Вот уж действительно встретились две России, взглянули друг другу в глаза и сказали: «Ты — не Россия», — та, что ездила в Усть-Нарву, и та, что так и не вернулась из Шанхая.
«Береги здоровье, — напишет он Гликману спустя девятнадцать дней. — Ужасно тяжело делается, когда его потеряешь. А всякого рода инфаркты подкрадываются незаметно. Тем не менее, когда почувствуешь, что ты не получаешь удовольствия от первых стопок водки, значит, дело дрянь. Я заметил, что еще в Репине водка не доставила мне радости. А это означало, что инфаркт приближается. В этом случае сразу обратись к врачу. А еще лучше совсем не пей, соблюдай строгую умеренность».
Гликман: «Поражает наивная серьезность, с которой Шостакович рассуждал о различном восприятии организмом рюмки водки, которую он любил вкушать в минуты радости или печали. Она становится в его медицинской „концепции“ неким лакмусовым листком, выявляющим притаившуюся болезнь сердца. На этот счет он и давал мне дружеские наставления».
VII
В догутенбергову эпоху слова высекались в камне — самоуважительно, на века. Вот искусно сделанная — по тем временам — фотография паутинки с паучком меж двух еловых лапок. Фотография вклеена в альбом. Паутинка пронизана солнцем. Пояснение дается рядом:
«Приблизительно в 1952 году Евг. Мравинский, репетируя 9-ю симфонию Бетховена, пригласил меня в антракте к себе в артистическую уборную и советовался со мною по поводу ее интерпретации. Конечно же, я высказал свое мнение, особенно оно касалось 1-й части. Мрава внимательно выслушал меня и в общем согласился, реализовав впоследствии некоторые мои высказывания. По окончании беседы он подарил мне это фото, сделанное им лично (он был большой любитель природы). Я должен отметить, что Мравинский всегда относился ко мне достаточно тепло и уважительно, видимо, в силу того, что я никогда не входил ни в какие оркестровые „блоки“, я просто занимался музыкой, он, безусловно, это знал. Выйдя из артистической Мравинского, я обнаружил возле дверей более двух десятков любопытных оркестрантов. Все были уверены, что Мравинский вызвал меня для того, чтобы отчитать как следует за какой-нибудь проступок. Например, за то, что я недостаточно почтительно о нем отзывался или слишком его критиковал. Но каково было удивление и даже некоторая зависть моих коллег, когда я вышел от Евг. А. улыбающимся. Узнав, по какому поводу он меня пригласил, некоторые предсказывали, что мне несдобровать, если я осмелился выразить свое несогласие с отдельными аспектами интерпретации им этой симфонии. Он мне отомстит. Мравинский ненавидел тех, кто его критиковал, и довольно быстро сводил счеты с такими людьми. И вот, слава Богу, я после этого случая проработал в филармонии двадцать лет».

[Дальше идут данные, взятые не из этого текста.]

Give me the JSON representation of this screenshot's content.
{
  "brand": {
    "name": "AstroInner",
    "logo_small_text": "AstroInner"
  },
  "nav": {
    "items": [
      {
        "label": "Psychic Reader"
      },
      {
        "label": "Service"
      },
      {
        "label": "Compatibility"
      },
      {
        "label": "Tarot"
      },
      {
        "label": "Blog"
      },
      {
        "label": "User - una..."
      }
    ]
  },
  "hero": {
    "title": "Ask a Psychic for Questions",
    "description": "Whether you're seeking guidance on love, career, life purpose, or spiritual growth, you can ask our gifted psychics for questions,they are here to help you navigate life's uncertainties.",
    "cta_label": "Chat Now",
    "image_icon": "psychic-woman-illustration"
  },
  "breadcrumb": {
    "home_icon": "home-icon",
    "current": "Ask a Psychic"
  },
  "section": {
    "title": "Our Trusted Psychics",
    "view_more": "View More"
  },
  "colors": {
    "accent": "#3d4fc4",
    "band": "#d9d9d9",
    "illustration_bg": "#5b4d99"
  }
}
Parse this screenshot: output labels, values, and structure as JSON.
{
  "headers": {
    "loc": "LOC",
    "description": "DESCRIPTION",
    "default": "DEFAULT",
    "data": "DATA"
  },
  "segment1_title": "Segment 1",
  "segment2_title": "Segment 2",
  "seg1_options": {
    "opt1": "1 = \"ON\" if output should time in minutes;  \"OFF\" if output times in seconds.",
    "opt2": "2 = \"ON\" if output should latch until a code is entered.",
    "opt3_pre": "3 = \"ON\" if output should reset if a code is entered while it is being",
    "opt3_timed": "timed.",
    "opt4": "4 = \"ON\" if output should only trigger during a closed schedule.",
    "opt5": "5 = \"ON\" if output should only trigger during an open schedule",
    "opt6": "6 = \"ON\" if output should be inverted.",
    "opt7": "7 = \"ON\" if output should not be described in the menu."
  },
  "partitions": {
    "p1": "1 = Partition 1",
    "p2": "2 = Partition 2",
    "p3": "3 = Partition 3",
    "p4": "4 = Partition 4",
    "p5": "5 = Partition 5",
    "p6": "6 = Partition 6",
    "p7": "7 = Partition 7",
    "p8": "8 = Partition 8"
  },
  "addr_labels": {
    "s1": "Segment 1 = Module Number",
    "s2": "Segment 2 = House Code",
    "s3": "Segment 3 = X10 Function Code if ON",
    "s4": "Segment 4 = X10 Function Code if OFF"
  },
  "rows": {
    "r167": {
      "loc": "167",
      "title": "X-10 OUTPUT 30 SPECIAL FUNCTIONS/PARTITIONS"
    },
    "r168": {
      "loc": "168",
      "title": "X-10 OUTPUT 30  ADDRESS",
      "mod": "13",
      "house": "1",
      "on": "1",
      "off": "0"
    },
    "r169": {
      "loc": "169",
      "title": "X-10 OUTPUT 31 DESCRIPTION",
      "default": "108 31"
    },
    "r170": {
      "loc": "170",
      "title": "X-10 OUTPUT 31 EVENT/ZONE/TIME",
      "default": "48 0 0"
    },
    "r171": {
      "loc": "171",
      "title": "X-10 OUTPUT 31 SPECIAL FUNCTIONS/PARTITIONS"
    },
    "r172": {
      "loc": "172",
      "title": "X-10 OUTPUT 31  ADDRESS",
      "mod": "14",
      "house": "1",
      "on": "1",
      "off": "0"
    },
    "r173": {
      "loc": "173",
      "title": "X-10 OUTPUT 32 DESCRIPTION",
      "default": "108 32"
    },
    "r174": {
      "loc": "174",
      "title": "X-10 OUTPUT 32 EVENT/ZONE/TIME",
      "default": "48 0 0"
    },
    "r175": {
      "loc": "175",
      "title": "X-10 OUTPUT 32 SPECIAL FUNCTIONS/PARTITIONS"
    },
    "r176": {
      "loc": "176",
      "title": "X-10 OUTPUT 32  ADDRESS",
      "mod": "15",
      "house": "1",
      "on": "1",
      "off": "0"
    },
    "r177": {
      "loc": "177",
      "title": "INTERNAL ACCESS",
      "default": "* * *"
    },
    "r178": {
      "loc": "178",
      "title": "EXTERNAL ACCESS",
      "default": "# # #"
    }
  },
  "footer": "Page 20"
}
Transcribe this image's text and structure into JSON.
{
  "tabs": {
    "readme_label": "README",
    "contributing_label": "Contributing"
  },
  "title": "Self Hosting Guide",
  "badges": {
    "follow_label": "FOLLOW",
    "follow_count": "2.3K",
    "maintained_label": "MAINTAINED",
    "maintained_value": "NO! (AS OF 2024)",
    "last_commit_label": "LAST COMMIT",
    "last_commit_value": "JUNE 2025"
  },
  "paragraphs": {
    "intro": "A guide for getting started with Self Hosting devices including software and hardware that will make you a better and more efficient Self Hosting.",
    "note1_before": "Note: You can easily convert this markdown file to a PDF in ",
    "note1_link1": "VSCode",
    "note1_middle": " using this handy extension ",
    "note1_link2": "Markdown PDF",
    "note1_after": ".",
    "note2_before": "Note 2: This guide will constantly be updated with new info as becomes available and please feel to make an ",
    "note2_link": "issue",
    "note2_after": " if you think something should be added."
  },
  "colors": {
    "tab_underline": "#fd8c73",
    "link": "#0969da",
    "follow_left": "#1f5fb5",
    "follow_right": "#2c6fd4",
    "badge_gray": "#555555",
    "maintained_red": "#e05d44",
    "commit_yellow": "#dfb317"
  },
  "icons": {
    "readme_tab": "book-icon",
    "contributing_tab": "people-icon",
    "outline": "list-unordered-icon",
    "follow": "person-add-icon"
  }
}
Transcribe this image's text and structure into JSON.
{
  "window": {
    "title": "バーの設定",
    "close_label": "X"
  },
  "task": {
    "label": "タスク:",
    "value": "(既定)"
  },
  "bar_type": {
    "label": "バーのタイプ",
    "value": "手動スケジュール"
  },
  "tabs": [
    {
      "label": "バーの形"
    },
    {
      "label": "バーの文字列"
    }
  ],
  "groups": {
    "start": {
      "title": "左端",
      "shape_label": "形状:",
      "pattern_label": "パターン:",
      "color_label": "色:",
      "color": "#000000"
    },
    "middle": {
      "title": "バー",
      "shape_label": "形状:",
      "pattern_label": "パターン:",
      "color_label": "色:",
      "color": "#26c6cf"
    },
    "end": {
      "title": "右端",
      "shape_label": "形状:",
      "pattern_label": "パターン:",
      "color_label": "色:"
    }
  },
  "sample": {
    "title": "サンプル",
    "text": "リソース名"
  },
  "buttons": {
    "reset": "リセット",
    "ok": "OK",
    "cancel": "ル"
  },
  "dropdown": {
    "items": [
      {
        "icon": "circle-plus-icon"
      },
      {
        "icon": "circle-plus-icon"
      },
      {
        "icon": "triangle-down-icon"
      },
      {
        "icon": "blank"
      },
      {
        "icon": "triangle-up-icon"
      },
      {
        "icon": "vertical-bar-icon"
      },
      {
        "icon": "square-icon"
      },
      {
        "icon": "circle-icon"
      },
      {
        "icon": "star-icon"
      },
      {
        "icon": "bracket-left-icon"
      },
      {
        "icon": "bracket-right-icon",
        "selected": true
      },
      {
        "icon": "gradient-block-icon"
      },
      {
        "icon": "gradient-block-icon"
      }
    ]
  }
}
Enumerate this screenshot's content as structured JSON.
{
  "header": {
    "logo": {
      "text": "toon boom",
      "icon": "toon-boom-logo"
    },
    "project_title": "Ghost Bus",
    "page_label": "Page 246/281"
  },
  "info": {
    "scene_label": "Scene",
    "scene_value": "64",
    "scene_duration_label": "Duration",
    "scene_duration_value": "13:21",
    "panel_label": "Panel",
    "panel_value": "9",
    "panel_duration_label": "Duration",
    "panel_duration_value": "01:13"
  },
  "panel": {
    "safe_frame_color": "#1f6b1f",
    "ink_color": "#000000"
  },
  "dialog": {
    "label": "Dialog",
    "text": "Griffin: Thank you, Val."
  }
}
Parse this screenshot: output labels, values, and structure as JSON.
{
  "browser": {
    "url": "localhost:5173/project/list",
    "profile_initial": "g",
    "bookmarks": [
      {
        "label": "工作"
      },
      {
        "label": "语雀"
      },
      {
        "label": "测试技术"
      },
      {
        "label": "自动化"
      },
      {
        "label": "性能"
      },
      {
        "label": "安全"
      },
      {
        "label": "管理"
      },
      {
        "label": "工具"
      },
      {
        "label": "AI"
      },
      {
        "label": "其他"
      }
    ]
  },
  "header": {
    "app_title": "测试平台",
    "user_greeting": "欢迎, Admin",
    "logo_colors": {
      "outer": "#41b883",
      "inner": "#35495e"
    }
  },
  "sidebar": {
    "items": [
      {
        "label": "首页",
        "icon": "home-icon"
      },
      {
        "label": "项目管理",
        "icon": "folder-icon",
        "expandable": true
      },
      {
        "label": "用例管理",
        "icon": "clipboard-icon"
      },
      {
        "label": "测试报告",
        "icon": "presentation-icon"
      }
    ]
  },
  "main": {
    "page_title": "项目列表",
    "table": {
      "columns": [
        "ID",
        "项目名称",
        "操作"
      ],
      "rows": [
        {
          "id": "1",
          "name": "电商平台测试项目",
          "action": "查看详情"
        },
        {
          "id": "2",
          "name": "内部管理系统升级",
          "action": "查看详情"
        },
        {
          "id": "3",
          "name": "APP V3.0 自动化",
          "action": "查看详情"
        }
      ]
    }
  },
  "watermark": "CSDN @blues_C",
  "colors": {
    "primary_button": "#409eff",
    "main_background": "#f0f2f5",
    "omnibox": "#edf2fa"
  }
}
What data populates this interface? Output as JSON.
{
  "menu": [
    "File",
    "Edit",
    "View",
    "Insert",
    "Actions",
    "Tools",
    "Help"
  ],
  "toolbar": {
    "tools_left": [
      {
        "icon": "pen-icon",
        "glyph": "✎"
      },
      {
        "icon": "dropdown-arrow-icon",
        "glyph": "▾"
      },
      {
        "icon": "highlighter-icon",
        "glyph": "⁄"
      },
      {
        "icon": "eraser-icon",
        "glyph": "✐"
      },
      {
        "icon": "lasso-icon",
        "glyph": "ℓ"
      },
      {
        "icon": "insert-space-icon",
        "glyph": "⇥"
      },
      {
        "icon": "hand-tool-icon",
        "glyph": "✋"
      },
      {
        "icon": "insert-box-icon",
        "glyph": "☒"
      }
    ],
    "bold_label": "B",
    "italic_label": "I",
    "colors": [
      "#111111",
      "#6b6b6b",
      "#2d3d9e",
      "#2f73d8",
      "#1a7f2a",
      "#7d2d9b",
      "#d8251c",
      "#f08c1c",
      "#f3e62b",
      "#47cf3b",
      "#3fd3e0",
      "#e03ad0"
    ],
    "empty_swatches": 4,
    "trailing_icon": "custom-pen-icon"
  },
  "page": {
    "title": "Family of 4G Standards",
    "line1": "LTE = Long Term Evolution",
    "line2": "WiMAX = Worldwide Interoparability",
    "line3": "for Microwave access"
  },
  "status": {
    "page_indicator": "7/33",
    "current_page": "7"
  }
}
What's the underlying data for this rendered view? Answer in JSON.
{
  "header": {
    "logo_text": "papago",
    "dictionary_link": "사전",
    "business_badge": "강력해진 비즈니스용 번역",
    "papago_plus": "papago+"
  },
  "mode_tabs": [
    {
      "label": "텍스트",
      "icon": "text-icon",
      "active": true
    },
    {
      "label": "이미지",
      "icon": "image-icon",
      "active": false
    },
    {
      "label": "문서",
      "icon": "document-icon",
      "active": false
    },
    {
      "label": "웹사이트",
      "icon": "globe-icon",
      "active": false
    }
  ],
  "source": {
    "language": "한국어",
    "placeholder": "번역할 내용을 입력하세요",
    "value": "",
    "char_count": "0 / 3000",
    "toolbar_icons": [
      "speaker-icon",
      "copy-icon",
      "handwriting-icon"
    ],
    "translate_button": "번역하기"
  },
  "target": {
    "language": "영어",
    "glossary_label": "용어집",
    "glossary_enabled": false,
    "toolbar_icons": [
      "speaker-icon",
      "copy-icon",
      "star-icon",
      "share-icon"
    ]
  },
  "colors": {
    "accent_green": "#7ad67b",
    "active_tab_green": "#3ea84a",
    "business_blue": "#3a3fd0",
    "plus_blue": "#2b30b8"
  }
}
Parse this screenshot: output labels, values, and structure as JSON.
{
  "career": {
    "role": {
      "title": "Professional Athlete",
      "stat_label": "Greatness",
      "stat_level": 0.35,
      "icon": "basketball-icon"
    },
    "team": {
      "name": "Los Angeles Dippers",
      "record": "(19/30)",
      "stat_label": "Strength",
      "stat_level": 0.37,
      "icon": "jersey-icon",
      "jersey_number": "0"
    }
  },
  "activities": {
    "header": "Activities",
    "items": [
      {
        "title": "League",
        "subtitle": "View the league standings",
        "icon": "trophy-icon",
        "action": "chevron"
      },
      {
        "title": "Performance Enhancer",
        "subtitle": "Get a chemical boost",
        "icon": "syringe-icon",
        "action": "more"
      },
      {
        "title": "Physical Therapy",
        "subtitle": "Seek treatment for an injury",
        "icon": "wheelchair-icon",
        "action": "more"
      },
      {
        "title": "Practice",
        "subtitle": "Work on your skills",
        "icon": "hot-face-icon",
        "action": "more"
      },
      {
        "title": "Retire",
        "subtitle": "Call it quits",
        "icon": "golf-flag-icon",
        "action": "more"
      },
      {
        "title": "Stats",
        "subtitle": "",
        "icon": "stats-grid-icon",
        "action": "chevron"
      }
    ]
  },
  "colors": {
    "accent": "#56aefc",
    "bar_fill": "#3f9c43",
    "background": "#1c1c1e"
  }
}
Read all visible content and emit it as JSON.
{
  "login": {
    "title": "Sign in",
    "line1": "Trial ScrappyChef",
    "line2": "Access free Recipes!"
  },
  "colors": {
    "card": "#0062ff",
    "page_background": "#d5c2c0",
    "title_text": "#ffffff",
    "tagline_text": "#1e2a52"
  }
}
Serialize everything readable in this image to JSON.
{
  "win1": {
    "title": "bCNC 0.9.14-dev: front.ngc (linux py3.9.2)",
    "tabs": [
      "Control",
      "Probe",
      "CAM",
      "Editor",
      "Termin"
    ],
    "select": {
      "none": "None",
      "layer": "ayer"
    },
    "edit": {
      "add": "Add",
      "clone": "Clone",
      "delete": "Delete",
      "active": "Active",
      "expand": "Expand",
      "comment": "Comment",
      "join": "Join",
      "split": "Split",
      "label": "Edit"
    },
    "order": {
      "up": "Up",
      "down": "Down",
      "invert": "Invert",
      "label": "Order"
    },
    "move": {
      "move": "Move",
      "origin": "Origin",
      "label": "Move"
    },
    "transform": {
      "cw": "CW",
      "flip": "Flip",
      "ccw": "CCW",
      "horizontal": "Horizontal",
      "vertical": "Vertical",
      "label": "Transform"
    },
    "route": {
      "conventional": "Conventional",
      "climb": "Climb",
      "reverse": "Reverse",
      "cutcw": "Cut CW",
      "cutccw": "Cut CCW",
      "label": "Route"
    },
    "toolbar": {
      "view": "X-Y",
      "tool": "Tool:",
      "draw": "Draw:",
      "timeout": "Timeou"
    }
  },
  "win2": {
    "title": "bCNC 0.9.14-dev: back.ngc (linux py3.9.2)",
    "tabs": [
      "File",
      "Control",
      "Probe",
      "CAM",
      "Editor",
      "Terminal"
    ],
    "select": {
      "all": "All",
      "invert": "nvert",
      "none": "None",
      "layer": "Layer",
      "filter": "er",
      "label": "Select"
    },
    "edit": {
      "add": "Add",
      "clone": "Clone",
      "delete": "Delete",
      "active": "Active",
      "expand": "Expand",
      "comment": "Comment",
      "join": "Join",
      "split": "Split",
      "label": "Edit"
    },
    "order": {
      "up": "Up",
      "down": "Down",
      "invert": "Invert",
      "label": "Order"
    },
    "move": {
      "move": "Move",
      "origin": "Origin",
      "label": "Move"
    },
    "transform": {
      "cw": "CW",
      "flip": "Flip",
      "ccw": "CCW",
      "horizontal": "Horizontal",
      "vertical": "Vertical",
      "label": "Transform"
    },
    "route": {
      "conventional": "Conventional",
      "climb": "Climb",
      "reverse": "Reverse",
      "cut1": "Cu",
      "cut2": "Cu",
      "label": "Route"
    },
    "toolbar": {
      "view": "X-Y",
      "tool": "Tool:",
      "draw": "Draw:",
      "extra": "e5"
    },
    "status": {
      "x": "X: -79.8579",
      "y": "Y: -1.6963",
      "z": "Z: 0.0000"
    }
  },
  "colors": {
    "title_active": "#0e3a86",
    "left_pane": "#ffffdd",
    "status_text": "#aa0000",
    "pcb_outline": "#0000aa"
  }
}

Как и подобает двухметровому кащею с леденящим кровь взглядом, Мравинский мнителен и суеверен. Оркестранту с птичьей фамилией Цыпин повезло: он «на счастье» завязывает бантик главнокомандующему перед битвой. Другому оркестранту, с боголюбивой фамилией Левит, наоборот, не повезло: главкома тошнит от его немигающей стекляшки — глаз боголюбивому в свое время высадил дворовый пацан, по имени ВОВ. И кривой музыкант стал играть перед киносеансами — что предстоит и мне, если не возьмусь за ум.
Кто-то рос на сказках о Кащее Бессмертном, а я рос на историях о Мравинском. Прозвище у него было Длинный. «Мравой» своего дракона могла звать заглазно разве что первая флейта, его законная, мол, смотрите: я как и все. И вдруг папа — называет его «Мравой», шелковисто.
Он записал свою святочную историю, когда уже давным-давно в глаза ему бил библейский пейзаж, слепящий, как солнце. Нет-нет, прожив жизнь оркестровым Акакием Акакиевичем, он не обольщался насчет пройденного им поприща. Знал цену и Мравинскому: глухой как тетерев, неспособный выстроить трезвучие у духовых, Мравинский доводил оркестровый «гусиный шаг» до абсолютной вызуженности, к восхищению западного наблюдателя. «Нет железного занавеса, есть только железная дисциплина», — зазывно вопил какой-нибудь газетный заголовок, о чем тут же с радостным придыханием докладывалось товарищу Фурцевой и в идеологический отдел ЦК.